Папа и боленъ и старъ, въ дѣла никакiя не входитъ,
Тамъ на него и не смотрятъ. Всѣми теперь помыкаетъ
Кардиналъ Ненасытный - всю себѣ власть онъ загребъ тамъ,
Видный и пылкiй мужчина такой, и скоръ на рѣшенья.
Любитъ дѣвицу одну, я съ нею знакомъ, и она-то
Просьбу ему поднесетъ, а ей захотѣть только стРитъ,
Все вверхъ дномъ повернется; а Партiя - писарь? тотъ знаетъ
Толкъ въ монетахъ и древнихъ и новыхъ; при немъ проживаетъ
Многослышка - помощникъ, вСтъ такъ придворный! Нотарьусъ
Венденъ есть тамъ, баккалавръ обоихъ правъ, и когда он
Годъ лишь прослужитъ на мѣстѣ, то лихо въ письмѣ наторѣетъ.
Есть тамъ двое судей - одинъ Монетой зовется,
А Донарьемъ другой; что скажутъ, тР и случится.
Такъ-то дѣется въ Римѣ много проказъ и продѣлокъ;
Папа о нихъ и не знаетъ: было бъ друзей только больше!
Вѣдь они и прощаютъ грѣхи и съ народовъ проклятья
Церкви снимаютъ. Будьте жь покойны, дядюшка милый!
Знаетъ король ужь давно, что я не дамъ васъ въ обиду;
Выведу васъ на дорогу, ужь вы на меня положитесь.

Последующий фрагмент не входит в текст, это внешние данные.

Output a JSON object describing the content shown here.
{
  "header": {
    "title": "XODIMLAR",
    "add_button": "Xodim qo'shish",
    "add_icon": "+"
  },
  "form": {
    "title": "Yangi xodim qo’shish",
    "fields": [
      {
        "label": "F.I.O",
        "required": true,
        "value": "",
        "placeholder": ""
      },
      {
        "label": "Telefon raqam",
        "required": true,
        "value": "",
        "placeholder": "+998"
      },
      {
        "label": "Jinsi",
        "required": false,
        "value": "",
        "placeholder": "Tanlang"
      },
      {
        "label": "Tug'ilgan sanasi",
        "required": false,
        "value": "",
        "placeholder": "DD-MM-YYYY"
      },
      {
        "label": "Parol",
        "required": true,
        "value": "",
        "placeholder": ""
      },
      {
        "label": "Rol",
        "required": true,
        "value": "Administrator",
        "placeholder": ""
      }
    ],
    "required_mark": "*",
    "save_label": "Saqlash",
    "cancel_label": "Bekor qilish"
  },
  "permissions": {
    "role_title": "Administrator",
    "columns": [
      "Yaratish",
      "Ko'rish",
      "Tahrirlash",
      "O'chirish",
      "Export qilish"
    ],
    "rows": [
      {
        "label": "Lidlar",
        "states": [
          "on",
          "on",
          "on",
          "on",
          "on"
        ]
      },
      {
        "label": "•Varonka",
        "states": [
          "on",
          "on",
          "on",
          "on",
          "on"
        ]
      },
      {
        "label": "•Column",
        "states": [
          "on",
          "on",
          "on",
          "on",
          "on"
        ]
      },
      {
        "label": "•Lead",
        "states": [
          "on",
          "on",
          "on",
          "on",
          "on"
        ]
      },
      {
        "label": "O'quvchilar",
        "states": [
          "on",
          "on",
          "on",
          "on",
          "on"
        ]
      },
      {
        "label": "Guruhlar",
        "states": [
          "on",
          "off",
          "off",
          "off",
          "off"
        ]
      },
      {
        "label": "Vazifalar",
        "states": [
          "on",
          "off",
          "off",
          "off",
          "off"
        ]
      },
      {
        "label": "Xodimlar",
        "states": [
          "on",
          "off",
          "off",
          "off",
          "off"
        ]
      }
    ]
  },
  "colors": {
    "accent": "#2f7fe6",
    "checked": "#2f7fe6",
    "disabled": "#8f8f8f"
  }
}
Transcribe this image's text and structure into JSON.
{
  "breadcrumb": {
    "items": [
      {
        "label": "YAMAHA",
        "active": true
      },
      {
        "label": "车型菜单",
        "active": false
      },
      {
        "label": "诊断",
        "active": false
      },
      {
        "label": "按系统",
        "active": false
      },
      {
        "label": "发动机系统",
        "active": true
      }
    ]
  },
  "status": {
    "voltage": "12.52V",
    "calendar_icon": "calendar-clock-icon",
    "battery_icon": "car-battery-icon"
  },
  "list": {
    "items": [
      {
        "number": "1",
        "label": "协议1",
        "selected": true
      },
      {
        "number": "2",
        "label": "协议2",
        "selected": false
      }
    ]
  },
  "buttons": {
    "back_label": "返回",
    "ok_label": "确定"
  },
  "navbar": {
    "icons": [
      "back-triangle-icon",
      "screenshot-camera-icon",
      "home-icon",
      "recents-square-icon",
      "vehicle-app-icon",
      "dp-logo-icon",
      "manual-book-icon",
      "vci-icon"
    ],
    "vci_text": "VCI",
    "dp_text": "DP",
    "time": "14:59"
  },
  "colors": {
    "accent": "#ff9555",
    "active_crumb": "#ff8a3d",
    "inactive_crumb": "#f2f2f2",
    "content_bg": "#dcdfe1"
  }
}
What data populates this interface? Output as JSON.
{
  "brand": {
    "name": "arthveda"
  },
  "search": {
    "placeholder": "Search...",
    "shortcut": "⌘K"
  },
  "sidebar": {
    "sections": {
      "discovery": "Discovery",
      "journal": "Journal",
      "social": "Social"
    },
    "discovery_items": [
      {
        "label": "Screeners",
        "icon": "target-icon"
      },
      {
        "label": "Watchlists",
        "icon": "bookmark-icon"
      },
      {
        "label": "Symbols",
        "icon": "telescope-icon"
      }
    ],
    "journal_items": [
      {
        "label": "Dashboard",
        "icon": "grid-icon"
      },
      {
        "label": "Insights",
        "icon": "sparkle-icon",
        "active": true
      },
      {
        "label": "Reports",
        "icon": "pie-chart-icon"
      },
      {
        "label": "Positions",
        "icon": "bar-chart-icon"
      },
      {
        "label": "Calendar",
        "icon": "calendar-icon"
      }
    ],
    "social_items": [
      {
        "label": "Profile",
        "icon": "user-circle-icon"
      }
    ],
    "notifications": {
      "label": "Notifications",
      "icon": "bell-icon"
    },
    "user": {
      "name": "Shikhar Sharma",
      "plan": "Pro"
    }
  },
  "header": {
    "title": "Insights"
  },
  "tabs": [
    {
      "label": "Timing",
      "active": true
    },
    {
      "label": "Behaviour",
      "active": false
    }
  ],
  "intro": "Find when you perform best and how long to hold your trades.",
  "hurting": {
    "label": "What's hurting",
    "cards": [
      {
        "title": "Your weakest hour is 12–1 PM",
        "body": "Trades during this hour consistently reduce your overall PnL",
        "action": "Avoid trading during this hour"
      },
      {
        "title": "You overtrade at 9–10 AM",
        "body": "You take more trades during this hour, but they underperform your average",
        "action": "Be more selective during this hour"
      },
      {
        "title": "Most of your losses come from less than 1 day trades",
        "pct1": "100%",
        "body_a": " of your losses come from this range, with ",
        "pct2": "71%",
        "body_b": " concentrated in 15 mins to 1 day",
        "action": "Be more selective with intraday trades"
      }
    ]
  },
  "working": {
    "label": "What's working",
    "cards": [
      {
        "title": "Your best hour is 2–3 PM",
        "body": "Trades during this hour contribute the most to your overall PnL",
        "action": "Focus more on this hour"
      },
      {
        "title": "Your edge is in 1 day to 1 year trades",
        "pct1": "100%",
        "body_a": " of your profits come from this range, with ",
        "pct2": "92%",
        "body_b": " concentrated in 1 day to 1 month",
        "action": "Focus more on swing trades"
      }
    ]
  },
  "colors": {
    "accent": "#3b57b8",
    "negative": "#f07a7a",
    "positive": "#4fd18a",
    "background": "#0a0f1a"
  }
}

Пусть онъ подумаетъ только, кАкъ много есть лицъ, состоящихъ
Съ нами въ тѣсномъ родствѣ и ему на совѣтѣ полезныхъ.
Это вамъ много поможетъ, какъ ни пойди ваше дѣло."
Лисъ ему отвѣчалъ: "Вы много меня ободрили;
Этого я не забуду, лишь-бы спастись удалось мнѣ."
Тутъ они оба простились. Рейнеке съ Гримбартомъ мудрымъ
Прямо пошелъ ко двору, гдѣ зло на него умышляли.